OPINIÃO

O rufar de muitos tambores

Por J.F. da Silva Lopes |
| Tempo de leitura: 2 min
O autor é advogado

As caixas de lenços de papel têm impecável lógica de funcionamento. Depois da dificuldade para tirar a primeira folha, as demais saem, uma a uma, com igual perfeição, bastando mínima habilidade. Entretanto, faltando habilidade, as folhas remontam e o manuseio imprestável prejudica o uso normal e lógico que norteou a concepção e uso desse popular produto.

Essa constatação num momento nacional de forte tensão política inspira esta abordagem diante da surpreendente novidade de instalação simultânea no Congresso Nacional de quatro Comissões Parlamentares (três na Câmara dos Deputados e uma mista envolvendo Câmara dos Deputados e Senado Federal) em contrariedade com a lógica organizada das caixas de lenços de papel e trazendo num quadro nacional tenso e, diante do acúmulo delas, risco de paralisação de outras atividades, de acirramento de ânimos, de dificuldades de acompanhamento e, até, prejuízo das investigações e imprestabilidade dos possíveis resultados.

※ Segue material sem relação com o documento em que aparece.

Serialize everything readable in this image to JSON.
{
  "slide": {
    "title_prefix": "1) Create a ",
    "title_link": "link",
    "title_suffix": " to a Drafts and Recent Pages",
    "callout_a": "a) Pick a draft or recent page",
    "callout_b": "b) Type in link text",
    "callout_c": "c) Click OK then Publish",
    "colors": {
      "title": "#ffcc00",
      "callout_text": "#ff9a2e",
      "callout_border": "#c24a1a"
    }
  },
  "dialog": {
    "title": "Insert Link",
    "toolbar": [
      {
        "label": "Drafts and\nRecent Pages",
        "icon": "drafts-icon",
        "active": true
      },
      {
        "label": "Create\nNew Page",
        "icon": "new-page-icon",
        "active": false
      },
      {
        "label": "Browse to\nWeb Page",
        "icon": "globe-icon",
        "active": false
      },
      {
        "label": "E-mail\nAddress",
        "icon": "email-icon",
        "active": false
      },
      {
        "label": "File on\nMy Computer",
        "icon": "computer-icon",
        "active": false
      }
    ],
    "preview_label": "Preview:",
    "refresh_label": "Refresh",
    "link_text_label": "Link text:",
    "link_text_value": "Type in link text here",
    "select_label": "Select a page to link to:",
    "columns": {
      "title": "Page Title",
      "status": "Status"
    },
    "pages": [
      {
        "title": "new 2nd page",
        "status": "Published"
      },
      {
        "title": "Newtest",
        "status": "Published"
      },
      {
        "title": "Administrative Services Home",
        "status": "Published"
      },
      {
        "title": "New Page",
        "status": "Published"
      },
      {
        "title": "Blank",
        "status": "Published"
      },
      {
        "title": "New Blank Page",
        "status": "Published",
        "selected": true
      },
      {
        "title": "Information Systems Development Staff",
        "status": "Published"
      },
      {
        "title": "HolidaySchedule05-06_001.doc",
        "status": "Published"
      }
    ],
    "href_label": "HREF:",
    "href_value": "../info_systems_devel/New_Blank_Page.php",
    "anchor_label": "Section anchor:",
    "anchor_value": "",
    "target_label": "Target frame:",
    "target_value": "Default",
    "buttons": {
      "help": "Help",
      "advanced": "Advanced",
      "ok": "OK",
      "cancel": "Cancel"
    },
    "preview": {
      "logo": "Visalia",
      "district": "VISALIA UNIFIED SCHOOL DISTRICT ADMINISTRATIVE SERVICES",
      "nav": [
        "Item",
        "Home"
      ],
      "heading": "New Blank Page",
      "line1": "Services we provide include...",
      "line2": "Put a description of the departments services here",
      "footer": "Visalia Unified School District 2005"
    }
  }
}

As Comissões Parlamentares instaladas (sobre o vandalismo de 8 de janeiro, sobre manipulação de resultados esportivos, sobre invasões de áreas rurais e prédios urbanos e, finalmente, sobre inconsistência contábil do poderoso Grupo da Americanas) têm temáticas relevantes o que indica a extrema importância daquilo que venha a ser apurado e recomendado. Mas a fuga da boa e impecável lógica de funcionamento das caixas de lenços de papel num ambiente de tensão política fará com que simultaneamente venham a rufar quatro diferentes e acirrados tambores com diferentes sons que, no mínimo, atrapalharão acompanhamento e nossa capacidade de audição e de compreensão e, com certeza, dificultarão a exata percepção das investigações e dos respectivos resultados. Isto não é bom.

As Comissões Parlamentares em todos os níveis federativos (Federal, Estadual, Distrital e Municipal) têm legalmente amplos poderes investigativos (Constituição Federal, art. 58 § 3º) e despertam atenção e acompanhamento pela opinião pública, Quando bem conduzidas podem levar a constatações e esclarecimentos de altíssima relevância e significado político/administrativo. Todavia, no inusitado caso presente diante da tensão política agravada e com o simultâneo rufar de quatro tambores embaralhando sons constata-se risco elevado de níveis de dificuldades tanto para investigações como em relação aos acompanhamentos públicos o que, sem dúvida, pode atrapalhar trabalhos, conclusões, recomendações finais e repercussões.

Os riscos de desvios, embates desnecessários e de acirramento da temperatura política no correr dos quatro trabalhos são visíveis e perigosos. Indispensável que os parlamentares valorizem instrumento tão poderoso como é uma Comissão Parlamentar e atuem para servir a nação e favorecer cumprimento dos nobres fins do Estado brasileiro como assentado na Constituição Federal (art. 3º).

Essencial para reduzir e minimizar esses riscos será o comportamento individual de cada um dos parlamentares protagonistas nos trabalhos comissionais deles se exigindo que atuem com respeito e ética carregada de civilidade e lealdade para com as nossas instituições e valores republicanos.

Espera-se que assim seja para o bom êxito dos trabalhos e felicidade geral da nação.